Fans of *The Bachelor *were floored by Monday night's finale,in which Bachelor Ben Higgins said goodbye to JoJo Fletcher,尽管他告诉她他爱她。Soon after,Higgins proposed to Lauren Bushnell,a woman he says he "fell in love with more."
Of course,Bushnell now has to live with knowing that her fiancé said he was in love with someone else,right until he proposed to her—a fact that she wouldn't have known before watching the show.But in the show'sAfter the Final Rosespecial,Bushnell says Higgins told her everything one day after they got engaged "so anything that I would be surprised by or might be hurtful,we had a conversation right then," she said.
"Nothing was a surprise.I wasn't blindsided by anything," she added.“我认为这让事情变得容易多了——形势非常严峻，or what could be,did not affect our relationship."
Experts say Higgins was smart to get it all out there,and we all might want to take notes.
“完全公开我们的约会经历是一件好事，因为它有可能建立更深层次的信任，”持照婚姻家庭治疗师DavidKlow说，owner ofSkylight Counseling Centerin Chicago.
That includes your sexual past,too,says psychologistPaul Coleman,PsyD,author ofFinding Peace When Your Heart Is In Pieces."Generally speaking,it is a good idea for a couple to be aware of each others' sexual history," he says.While you don't need to go into excruciating detail of your past romps,it's better to be honest to your partner about sleeping with someone in your past—especially if you still interact with that person.
Klow recommends putting out feelers first so you don't barrage your partner with information he might not want to know."It can be helpful to discuss how important it is for each person to know about the past," he says.“你们每个人需要了解对方的历史多少？If its a priority…start with significant loves from the past and then go from there."
Those conversations should happen organically,if possible,Klow says,although he points out that a lot depends on how important the information is to you and your partner.If you suddenly discover that your S.O.is friends with someone you've dated in the past,it's a good idea to get that out in the open before he finds out from someone else.

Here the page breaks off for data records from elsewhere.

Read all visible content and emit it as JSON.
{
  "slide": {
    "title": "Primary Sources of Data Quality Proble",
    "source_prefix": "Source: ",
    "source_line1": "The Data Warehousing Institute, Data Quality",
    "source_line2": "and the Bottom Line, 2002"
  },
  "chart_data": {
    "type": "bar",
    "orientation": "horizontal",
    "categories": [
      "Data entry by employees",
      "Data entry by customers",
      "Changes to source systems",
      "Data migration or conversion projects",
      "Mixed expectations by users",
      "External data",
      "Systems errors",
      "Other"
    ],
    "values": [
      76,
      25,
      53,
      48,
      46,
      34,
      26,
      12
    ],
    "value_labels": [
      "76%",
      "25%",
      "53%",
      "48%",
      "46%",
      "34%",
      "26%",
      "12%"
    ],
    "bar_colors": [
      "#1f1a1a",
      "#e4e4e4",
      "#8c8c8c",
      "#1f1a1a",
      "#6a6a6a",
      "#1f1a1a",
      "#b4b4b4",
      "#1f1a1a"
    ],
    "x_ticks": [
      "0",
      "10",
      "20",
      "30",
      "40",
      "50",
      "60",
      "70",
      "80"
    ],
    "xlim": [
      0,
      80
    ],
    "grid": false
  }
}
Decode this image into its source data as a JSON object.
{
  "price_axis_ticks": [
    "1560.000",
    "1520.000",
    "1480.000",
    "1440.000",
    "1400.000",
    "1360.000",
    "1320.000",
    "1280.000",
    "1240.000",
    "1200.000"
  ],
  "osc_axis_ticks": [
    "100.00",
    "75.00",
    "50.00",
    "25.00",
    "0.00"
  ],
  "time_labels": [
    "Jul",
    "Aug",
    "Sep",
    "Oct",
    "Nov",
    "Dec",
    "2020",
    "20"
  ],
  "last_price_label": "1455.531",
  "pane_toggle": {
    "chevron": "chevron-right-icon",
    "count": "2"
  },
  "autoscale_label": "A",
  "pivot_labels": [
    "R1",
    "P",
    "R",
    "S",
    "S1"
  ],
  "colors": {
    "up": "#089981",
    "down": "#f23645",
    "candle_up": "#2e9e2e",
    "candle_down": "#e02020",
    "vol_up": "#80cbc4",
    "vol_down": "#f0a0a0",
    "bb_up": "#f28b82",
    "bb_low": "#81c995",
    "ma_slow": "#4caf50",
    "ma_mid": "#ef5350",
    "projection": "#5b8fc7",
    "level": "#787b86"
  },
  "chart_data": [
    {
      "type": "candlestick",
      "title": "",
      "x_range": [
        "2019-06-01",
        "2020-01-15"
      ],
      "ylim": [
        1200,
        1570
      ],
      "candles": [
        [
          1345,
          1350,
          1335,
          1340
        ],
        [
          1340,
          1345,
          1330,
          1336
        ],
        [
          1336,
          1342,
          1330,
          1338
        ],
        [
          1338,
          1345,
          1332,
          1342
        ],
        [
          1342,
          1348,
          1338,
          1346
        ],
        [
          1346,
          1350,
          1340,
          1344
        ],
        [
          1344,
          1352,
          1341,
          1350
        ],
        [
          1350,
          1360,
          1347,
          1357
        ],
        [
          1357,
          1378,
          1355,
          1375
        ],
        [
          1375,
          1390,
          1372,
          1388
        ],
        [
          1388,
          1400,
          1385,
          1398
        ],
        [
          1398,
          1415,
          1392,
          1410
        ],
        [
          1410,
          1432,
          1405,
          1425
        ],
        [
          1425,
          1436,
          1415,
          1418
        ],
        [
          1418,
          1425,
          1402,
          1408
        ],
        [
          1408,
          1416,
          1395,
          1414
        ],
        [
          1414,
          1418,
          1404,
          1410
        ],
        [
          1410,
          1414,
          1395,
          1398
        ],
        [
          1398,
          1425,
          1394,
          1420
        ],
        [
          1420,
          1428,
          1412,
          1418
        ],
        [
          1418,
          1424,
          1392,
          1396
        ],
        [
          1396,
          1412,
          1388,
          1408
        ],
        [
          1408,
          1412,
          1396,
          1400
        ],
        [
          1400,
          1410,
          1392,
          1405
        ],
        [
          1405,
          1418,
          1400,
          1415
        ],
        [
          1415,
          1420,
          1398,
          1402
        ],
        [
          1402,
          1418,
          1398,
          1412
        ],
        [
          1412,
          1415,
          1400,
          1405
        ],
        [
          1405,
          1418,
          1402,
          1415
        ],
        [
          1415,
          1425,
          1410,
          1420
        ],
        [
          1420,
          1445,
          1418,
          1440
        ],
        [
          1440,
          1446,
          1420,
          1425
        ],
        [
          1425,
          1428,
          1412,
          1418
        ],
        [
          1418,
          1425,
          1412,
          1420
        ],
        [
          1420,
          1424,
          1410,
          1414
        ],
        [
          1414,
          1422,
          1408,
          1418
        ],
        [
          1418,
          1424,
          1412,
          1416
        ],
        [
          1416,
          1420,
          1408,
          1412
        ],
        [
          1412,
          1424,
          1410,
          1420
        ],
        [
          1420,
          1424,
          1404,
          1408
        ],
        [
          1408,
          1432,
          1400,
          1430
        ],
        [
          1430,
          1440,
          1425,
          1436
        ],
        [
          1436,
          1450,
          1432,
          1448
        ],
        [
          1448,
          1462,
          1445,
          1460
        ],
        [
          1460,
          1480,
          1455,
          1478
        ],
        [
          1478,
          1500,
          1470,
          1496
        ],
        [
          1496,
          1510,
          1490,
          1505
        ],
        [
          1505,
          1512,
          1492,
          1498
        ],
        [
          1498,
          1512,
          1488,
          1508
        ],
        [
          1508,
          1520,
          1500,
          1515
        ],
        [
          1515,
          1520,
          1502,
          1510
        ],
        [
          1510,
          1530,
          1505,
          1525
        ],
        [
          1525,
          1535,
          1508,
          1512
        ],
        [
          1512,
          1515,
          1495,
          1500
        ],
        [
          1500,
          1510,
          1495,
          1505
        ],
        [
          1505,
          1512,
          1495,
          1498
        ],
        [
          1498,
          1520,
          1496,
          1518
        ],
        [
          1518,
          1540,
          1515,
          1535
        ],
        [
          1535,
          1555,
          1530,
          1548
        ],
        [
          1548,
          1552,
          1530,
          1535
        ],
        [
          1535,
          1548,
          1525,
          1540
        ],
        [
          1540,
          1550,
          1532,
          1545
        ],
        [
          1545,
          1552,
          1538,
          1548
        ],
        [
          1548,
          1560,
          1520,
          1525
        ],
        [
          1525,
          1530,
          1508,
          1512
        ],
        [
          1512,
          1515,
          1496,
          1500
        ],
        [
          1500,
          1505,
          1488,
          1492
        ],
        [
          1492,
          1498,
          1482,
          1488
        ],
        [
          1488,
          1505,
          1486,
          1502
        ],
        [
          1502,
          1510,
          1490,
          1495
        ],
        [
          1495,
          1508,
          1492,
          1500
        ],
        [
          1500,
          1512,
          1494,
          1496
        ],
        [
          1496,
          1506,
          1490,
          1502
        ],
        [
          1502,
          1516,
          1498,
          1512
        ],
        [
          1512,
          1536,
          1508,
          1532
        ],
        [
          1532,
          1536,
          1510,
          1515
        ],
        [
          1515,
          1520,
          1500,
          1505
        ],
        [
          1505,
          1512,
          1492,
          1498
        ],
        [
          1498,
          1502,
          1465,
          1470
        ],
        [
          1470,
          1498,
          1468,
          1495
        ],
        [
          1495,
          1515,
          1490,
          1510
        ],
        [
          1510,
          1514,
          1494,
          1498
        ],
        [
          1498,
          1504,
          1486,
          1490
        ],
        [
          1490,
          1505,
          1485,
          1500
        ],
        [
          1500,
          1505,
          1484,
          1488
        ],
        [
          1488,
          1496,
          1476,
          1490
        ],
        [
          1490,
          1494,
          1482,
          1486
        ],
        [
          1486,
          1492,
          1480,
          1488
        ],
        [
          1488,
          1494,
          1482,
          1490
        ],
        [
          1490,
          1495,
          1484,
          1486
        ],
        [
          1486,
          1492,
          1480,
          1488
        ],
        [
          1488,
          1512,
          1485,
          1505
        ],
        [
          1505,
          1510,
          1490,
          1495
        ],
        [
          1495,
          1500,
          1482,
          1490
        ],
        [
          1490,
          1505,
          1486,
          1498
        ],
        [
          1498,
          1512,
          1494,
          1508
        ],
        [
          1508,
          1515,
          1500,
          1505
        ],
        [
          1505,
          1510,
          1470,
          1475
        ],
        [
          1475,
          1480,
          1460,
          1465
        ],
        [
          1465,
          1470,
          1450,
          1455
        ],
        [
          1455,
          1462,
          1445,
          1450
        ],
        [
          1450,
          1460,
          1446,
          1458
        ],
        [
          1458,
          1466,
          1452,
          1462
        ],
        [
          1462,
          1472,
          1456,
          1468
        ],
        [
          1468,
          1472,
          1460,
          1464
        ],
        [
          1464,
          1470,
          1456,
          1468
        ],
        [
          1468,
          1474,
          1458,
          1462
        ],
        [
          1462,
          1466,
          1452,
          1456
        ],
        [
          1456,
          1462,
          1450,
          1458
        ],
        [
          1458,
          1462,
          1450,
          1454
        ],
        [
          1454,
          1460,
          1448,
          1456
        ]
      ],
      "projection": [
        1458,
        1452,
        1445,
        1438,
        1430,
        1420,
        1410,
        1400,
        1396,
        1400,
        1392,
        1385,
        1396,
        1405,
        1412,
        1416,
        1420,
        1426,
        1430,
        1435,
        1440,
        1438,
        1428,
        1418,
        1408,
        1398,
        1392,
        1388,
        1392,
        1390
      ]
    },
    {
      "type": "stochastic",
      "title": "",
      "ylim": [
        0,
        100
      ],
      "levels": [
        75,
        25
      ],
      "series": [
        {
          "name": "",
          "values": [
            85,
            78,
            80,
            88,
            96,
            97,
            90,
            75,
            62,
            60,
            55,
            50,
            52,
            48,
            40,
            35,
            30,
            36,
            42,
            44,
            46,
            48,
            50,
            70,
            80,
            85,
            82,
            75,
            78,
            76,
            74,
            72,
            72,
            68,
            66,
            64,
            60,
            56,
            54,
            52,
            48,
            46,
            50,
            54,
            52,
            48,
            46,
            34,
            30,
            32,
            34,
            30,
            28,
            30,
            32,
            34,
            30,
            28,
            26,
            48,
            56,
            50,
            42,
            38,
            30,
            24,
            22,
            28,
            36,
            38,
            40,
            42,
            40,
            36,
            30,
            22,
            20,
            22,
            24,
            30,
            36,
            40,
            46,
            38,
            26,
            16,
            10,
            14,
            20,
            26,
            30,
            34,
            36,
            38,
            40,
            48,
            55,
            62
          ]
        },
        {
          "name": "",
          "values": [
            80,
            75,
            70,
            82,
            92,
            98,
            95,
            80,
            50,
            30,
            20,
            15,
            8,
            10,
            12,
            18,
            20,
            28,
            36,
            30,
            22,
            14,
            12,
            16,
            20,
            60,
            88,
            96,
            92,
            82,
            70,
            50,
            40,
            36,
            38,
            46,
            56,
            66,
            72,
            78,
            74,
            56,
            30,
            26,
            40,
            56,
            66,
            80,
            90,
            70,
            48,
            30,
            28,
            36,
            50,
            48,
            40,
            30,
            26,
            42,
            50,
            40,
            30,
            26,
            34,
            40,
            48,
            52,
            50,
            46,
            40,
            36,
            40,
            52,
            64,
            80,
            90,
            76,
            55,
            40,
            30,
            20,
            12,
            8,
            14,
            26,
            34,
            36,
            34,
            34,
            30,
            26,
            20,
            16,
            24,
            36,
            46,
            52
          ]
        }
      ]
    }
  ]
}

Of course,Klow admits that having these kinds of conversations can temporarily decrease our partner's trust in us—especially if you open up about cheating in a past relationship."They might become concerned about how we've conducted ourselves in the past and that it might mean a threat to their safety in the present relationship," he says.
If your partner is concerned about something from your dating history,it's important to reassure him that the past is in the past—just be aware that he may struggle with it a little at first.(According to reports,Bushnell did too...and then seemingly got over it.) But overall,Klow says it's better to be honest than not."These sorts of conversations are about building trust and safety," he says."As a relationship deepens it becomes important to know more about one another in order to build a solid foundation."